Allí se apegaron a él de forma extraordinaria y lloraron a la hora de despedirlo, por lo que mantuvo comunicación con ellos tras el regreso a Sancti Spíritus. “Cuando llegó el ciclón Flora arrasó en aquella zona. Traté de saber qué sucedió, pero nunca más tuve noticias”, musita y la zozobra nuevamente le atenaza el aliento. Supone que murieron y llegado ese punto del recuento se cubre el rostro, sin poder articular palabra.
Al terminar la Campaña de Alfabetización la encomienda de Fidel Eduardo fue estudiar. Había pensado en Medicina, pero la necesidad del país le hizo cambiar los planes. Llegó a su casa en la tarde del 31 de diciembre y dos días después ya estaba siendo citado para Ciudad Libertad.

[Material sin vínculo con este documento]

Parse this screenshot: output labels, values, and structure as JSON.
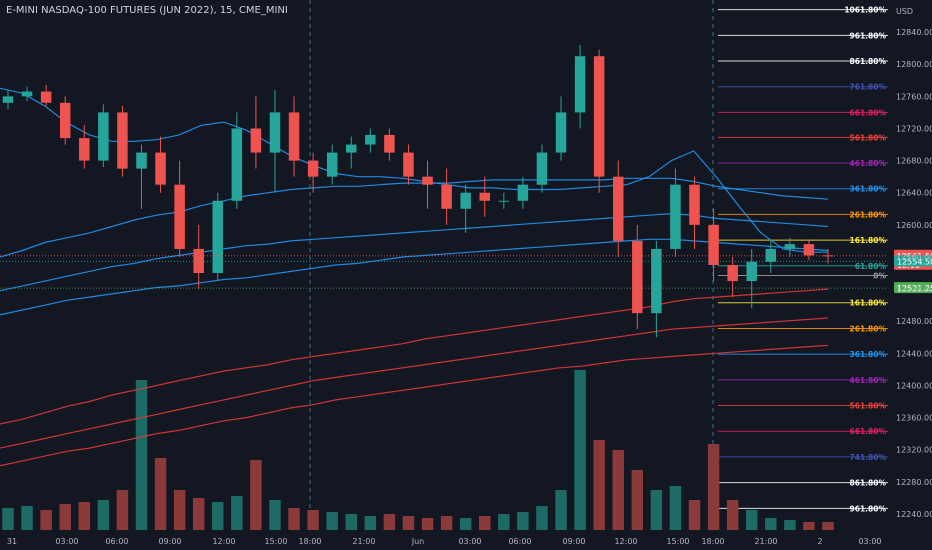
{
  "header": {
    "symbol": "E-MINI NASDAQ-100 FUTURES (JUN 2022), 15, CME_MINI"
  },
  "colors": {
    "background": "#131722",
    "up": "#26a69a",
    "down": "#ef5350",
    "up_volume": "#1e6b65",
    "down_volume": "#8c3a39",
    "grid_text": "#b2b5be",
    "ma_blue": "#2196f3",
    "ma_red": "#e53935"
  },
  "chart_data": {
    "type": "candlestick",
    "title": "E-MINI NASDAQ-100 FUTURES (JUN 2022), 15, CME_MINI",
    "currency_label": "USD",
    "ylim": [
      12220,
      12880
    ],
    "y_ticks": [
      12240,
      12280,
      12320,
      12360,
      12400,
      12440,
      12480,
      12520,
      12560,
      12600,
      12640,
      12680,
      12720,
      12760,
      12800,
      12840
    ],
    "y_tick_labels": [
      "12240.00",
      "12280.00",
      "12320.00",
      "12360.00",
      "12400.00",
      "12440.00",
      "12480.00",
      "12520.00",
      "12560.00",
      "12600.00",
      "12640.00",
      "12680.00",
      "12720.00",
      "12760.00",
      "12800.00",
      "12840.00"
    ],
    "x_tick_labels": [
      "31",
      "03:00",
      "06:00",
      "09:00",
      "12:00",
      "15:00",
      "18:00",
      "21:00",
      "Jun",
      "03:00",
      "06:00",
      "09:00",
      "12:00",
      "15:00",
      "18:00",
      "21:00",
      "2",
      "03:00"
    ],
    "session_breaks": [
      "18:00",
      "18:00"
    ],
    "price_markers": [
      {
        "label": "12561.50",
        "sub": "12:10",
        "price": 12561.5,
        "color": "#ef5350"
      },
      {
        "label": "12554.50",
        "price": 12554.5,
        "color": "#26a69a"
      },
      {
        "label": "12521.25",
        "price": 12521.25,
        "color": "#4caf50"
      }
    ],
    "fib_levels": [
      {
        "label": "1061.80%",
        "price": 12868,
        "color": "#ffffff"
      },
      {
        "label": "961.80%",
        "price": 12836,
        "color": "#ffffff"
      },
      {
        "label": "861.80%",
        "price": 12804,
        "color": "#ffffff"
      },
      {
        "label": "761.80%",
        "price": 12772,
        "color": "#3f51b5"
      },
      {
        "label": "661.80%",
        "price": 12740,
        "color": "#e91e63"
      },
      {
        "label": "561.80%",
        "price": 12709,
        "color": "#f44336"
      },
      {
        "label": "461.80%",
        "price": 12677,
        "color": "#9c27b0"
      },
      {
        "label": "361.80%",
        "price": 12645,
        "color": "#2196f3"
      },
      {
        "label": "261.80%",
        "price": 12613,
        "color": "#ff9800"
      },
      {
        "label": "161.80%",
        "price": 12581,
        "color": "#ffeb3b"
      },
      {
        "label": "61.80%",
        "price": 12549,
        "color": "#26a69a"
      },
      {
        "label": "0%",
        "price": 12537,
        "color": "#9e9e9e"
      },
      {
        "label": "161.80%",
        "price": 12503,
        "color": "#ffeb3b"
      },
      {
        "label": "261.80%",
        "price": 12471,
        "color": "#ff9800"
      },
      {
        "label": "361.80%",
        "price": 12439,
        "color": "#2196f3"
      },
      {
        "label": "461.80%",
        "price": 12407,
        "color": "#9c27b0"
      },
      {
        "label": "561.80%",
        "price": 12375,
        "color": "#f44336"
      },
      {
        "label": "661.80%",
        "price": 12343,
        "color": "#e91e63"
      },
      {
        "label": "741.80%",
        "price": 12311,
        "color": "#3f51b5"
      },
      {
        "label": "861.80%",
        "price": 12279,
        "color": "#ffffff"
      },
      {
        "label": "961.80%",
        "price": 12247,
        "color": "#ffffff"
      }
    ],
    "moving_averages": [
      {
        "color": "#2196f3",
        "values": [
          12770,
          12764,
          12748,
          12727,
          12712,
          12704,
          12704,
          12706,
          12712,
          12724,
          12728,
          12718,
          12702,
          12686,
          12674,
          12664,
          12660,
          12660,
          12658,
          12654,
          12650,
          12646,
          12646,
          12644,
          12644,
          12644,
          12646,
          12648,
          12650,
          12660,
          12680,
          12692,
          12660,
          12624,
          12590,
          12570,
          12566,
          12566
        ]
      },
      {
        "color": "#2196f3",
        "values": [
          12560,
          12568,
          12578,
          12584,
          12590,
          12598,
          12606,
          12612,
          12616,
          12624,
          12630,
          12636,
          12640,
          12644,
          12646,
          12648,
          12648,
          12650,
          12652,
          12652,
          12652,
          12654,
          12656,
          12656,
          12656,
          12656,
          12656,
          12656,
          12658,
          12658,
          12658,
          12654,
          12648,
          12644,
          12640,
          12636,
          12634,
          12632
        ]
      },
      {
        "color": "#2196f3",
        "values": [
          12518,
          12524,
          12530,
          12536,
          12542,
          12548,
          12552,
          12558,
          12562,
          12566,
          12570,
          12574,
          12576,
          12580,
          12582,
          12584,
          12586,
          12588,
          12590,
          12592,
          12594,
          12596,
          12598,
          12600,
          12602,
          12604,
          12606,
          12608,
          12610,
          12612,
          12614,
          12612,
          12608,
          12606,
          12604,
          12602,
          12600,
          12598
        ]
      },
      {
        "color": "#2196f3",
        "values": [
          12488,
          12494,
          12500,
          12506,
          12510,
          12514,
          12518,
          12522,
          12524,
          12528,
          12532,
          12534,
          12538,
          12542,
          12546,
          12550,
          12552,
          12556,
          12560,
          12562,
          12564,
          12566,
          12568,
          12570,
          12572,
          12574,
          12576,
          12578,
          12580,
          12582,
          12582,
          12580,
          12578,
          12576,
          12574,
          12572,
          12570,
          12568
        ]
      },
      {
        "color": "#e53935",
        "values": [
          12352,
          12358,
          12366,
          12374,
          12380,
          12388,
          12394,
          12400,
          12406,
          12412,
          12418,
          12422,
          12426,
          12432,
          12436,
          12440,
          12444,
          12448,
          12452,
          12458,
          12462,
          12466,
          12470,
          12474,
          12478,
          12482,
          12486,
          12490,
          12494,
          12498,
          12504,
          12508,
          12510,
          12512,
          12514,
          12516,
          12518,
          12520
        ]
      },
      {
        "color": "#e53935",
        "values": [
          12322,
          12328,
          12334,
          12340,
          12346,
          12352,
          12358,
          12364,
          12370,
          12376,
          12382,
          12388,
          12394,
          12400,
          12406,
          12410,
          12414,
          12418,
          12422,
          12426,
          12430,
          12434,
          12438,
          12442,
          12446,
          12450,
          12454,
          12458,
          12462,
          12466,
          12470,
          12472,
          12474,
          12476,
          12478,
          12480,
          12482,
          12484
        ]
      },
      {
        "color": "#e53935",
        "values": [
          12300,
          12306,
          12312,
          12318,
          12322,
          12328,
          12334,
          12340,
          12344,
          12350,
          12356,
          12360,
          12366,
          12372,
          12376,
          12382,
          12386,
          12390,
          12394,
          12398,
          12402,
          12406,
          12410,
          12414,
          12418,
          12422,
          12424,
          12428,
          12432,
          12434,
          12436,
          12438,
          12440,
          12442,
          12444,
          12446,
          12448,
          12450
        ]
      }
    ],
    "candles": [
      [
        12752,
        12768,
        12744,
        12760
      ],
      [
        12760,
        12772,
        12754,
        12766
      ],
      [
        12766,
        12774,
        12748,
        12752
      ],
      [
        12752,
        12760,
        12700,
        12708
      ],
      [
        12708,
        12724,
        12670,
        12680
      ],
      [
        12680,
        12750,
        12672,
        12740
      ],
      [
        12740,
        12748,
        12660,
        12670
      ],
      [
        12670,
        12700,
        12620,
        12690
      ],
      [
        12690,
        12710,
        12640,
        12650
      ],
      [
        12650,
        12680,
        12560,
        12570
      ],
      [
        12570,
        12600,
        12520,
        12540
      ],
      [
        12540,
        12640,
        12530,
        12630
      ],
      [
        12630,
        12740,
        12620,
        12720
      ],
      [
        12720,
        12760,
        12670,
        12690
      ],
      [
        12690,
        12768,
        12640,
        12740
      ],
      [
        12740,
        12760,
        12660,
        12680
      ],
      [
        12680,
        12690,
        12640,
        12660
      ],
      [
        12660,
        12700,
        12650,
        12690
      ],
      [
        12690,
        12710,
        12670,
        12700
      ],
      [
        12700,
        12720,
        12690,
        12712
      ],
      [
        12712,
        12720,
        12680,
        12690
      ],
      [
        12690,
        12700,
        12650,
        12660
      ],
      [
        12660,
        12680,
        12620,
        12650
      ],
      [
        12650,
        12670,
        12600,
        12620
      ],
      [
        12620,
        12650,
        12590,
        12640
      ],
      [
        12640,
        12660,
        12610,
        12630
      ],
      [
        12630,
        12640,
        12620,
        12630
      ],
      [
        12630,
        12660,
        12620,
        12650
      ],
      [
        12650,
        12700,
        12640,
        12690
      ],
      [
        12690,
        12760,
        12680,
        12740
      ],
      [
        12740,
        12824,
        12720,
        12810
      ],
      [
        12810,
        12818,
        12640,
        12660
      ],
      [
        12660,
        12680,
        12560,
        12580
      ],
      [
        12580,
        12600,
        12470,
        12490
      ],
      [
        12490,
        12580,
        12460,
        12570
      ],
      [
        12570,
        12670,
        12560,
        12650
      ],
      [
        12650,
        12660,
        12570,
        12600
      ],
      [
        12600,
        12620,
        12530,
        12550
      ],
      [
        12550,
        12560,
        12510,
        12530
      ],
      [
        12530,
        12570,
        12496,
        12554
      ],
      [
        12554,
        12580,
        12540,
        12570
      ],
      [
        12570,
        12584,
        12560,
        12576
      ],
      [
        12576,
        12582,
        12556,
        12562
      ],
      [
        12562,
        12570,
        12552,
        12561.5
      ]
    ],
    "volume": [
      22,
      24,
      20,
      26,
      28,
      30,
      40,
      150,
      72,
      40,
      32,
      28,
      34,
      70,
      30,
      22,
      20,
      18,
      16,
      14,
      16,
      14,
      12,
      14,
      12,
      14,
      16,
      18,
      24,
      40,
      160,
      90,
      80,
      60,
      40,
      44,
      30,
      86,
      30,
      20,
      12,
      10,
      8,
      8
    ]
  }
}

Se graduó de mecánico ajustador-contador en la escuela Amistad Cubano- Soviética y poco después se integró a la hoy Empresa Militar Industrial Coronel Francisco Aguiar Rodríguez, entonces conocida como BRG, donde laboró durante más de cuatro décadas. Fue allí que, en la intención de que se conociera su historia con Fidel, accedió a prestar la carta que su madre había guardado por años, y luego le resultó imposible recuperarla.
“Cuando él murió el mundo se me vino abajo”, alega en otro rapto de tristeza que no precisa justificar. A sus espaldas numerosos diplomas con la imagen del estadista dan cuenta de sus méritos personales. Trabajó con responsabilidad y constancia y fue elegido Vanguardia Nacional de las Fuerzas Armadas Revolucionarias, condición que le permitió visitar la URSS; también se destacó por sus trabajos de innovación.

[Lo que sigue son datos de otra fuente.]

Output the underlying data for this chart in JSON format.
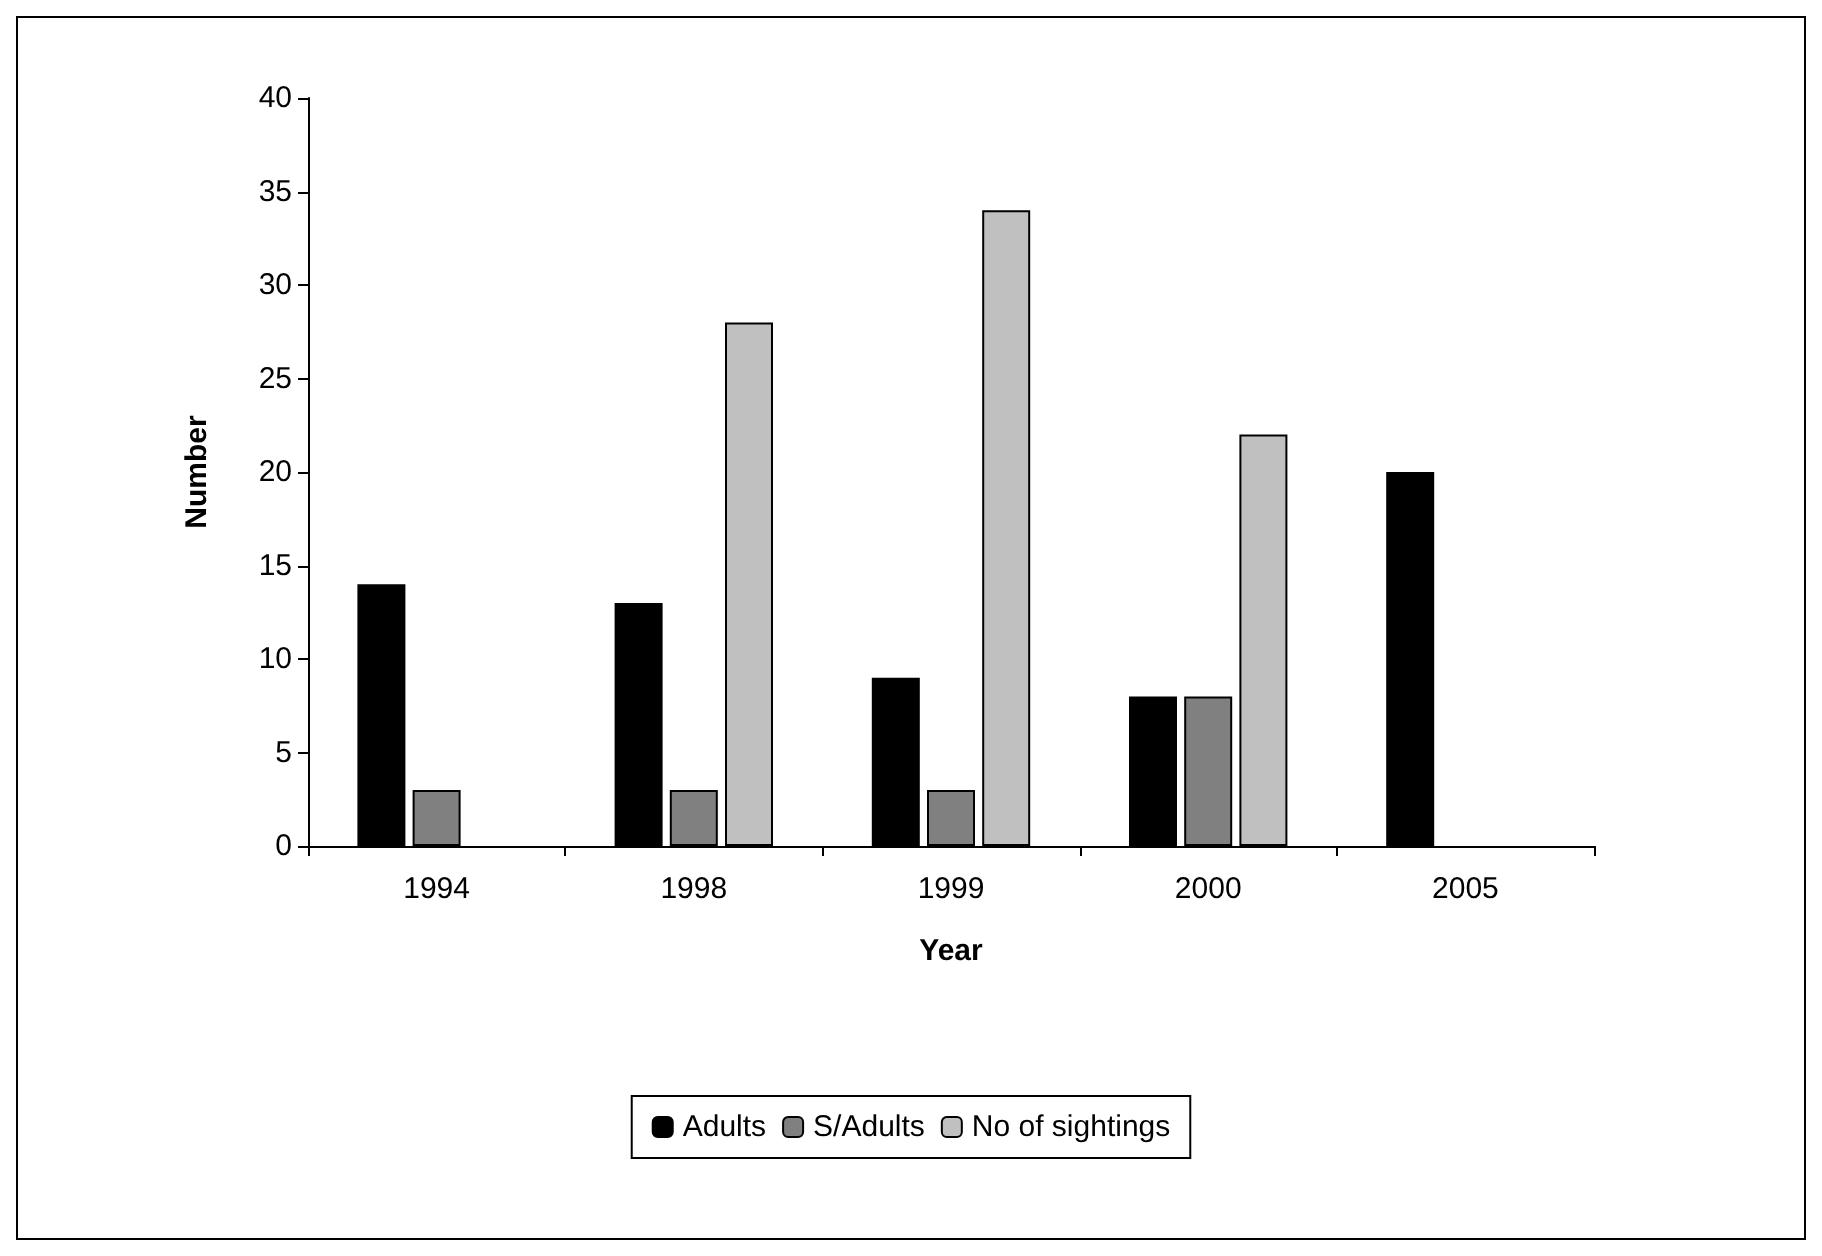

Guarda numerosas medallas que son su orgullo, entre ellas la de Servicio Distinguido de las FAR, la Jesús Menéndez y la Distinción 28 de Septiembre. La Universidad José Martí lo tuvo en su Puesto de Dirección durante muchos años, tras jubilarse en 2004.
En un hogar modesto de Olivos I, Fidel Eduardo no renuncia a su historia. Ser útil a la Revolución, que es igual a servir a los demás y actuar movido por sentimientos de amor, es algo que aprendió de su madre.
La vida lo premió con aquel equívoco a una edad temprana, cuando tuvo el honor de recibir un mensaje expresamente enviado por Fidel Castro, su tocayo y mayor inspirador, en el que se disculpaba por haber leído su carta.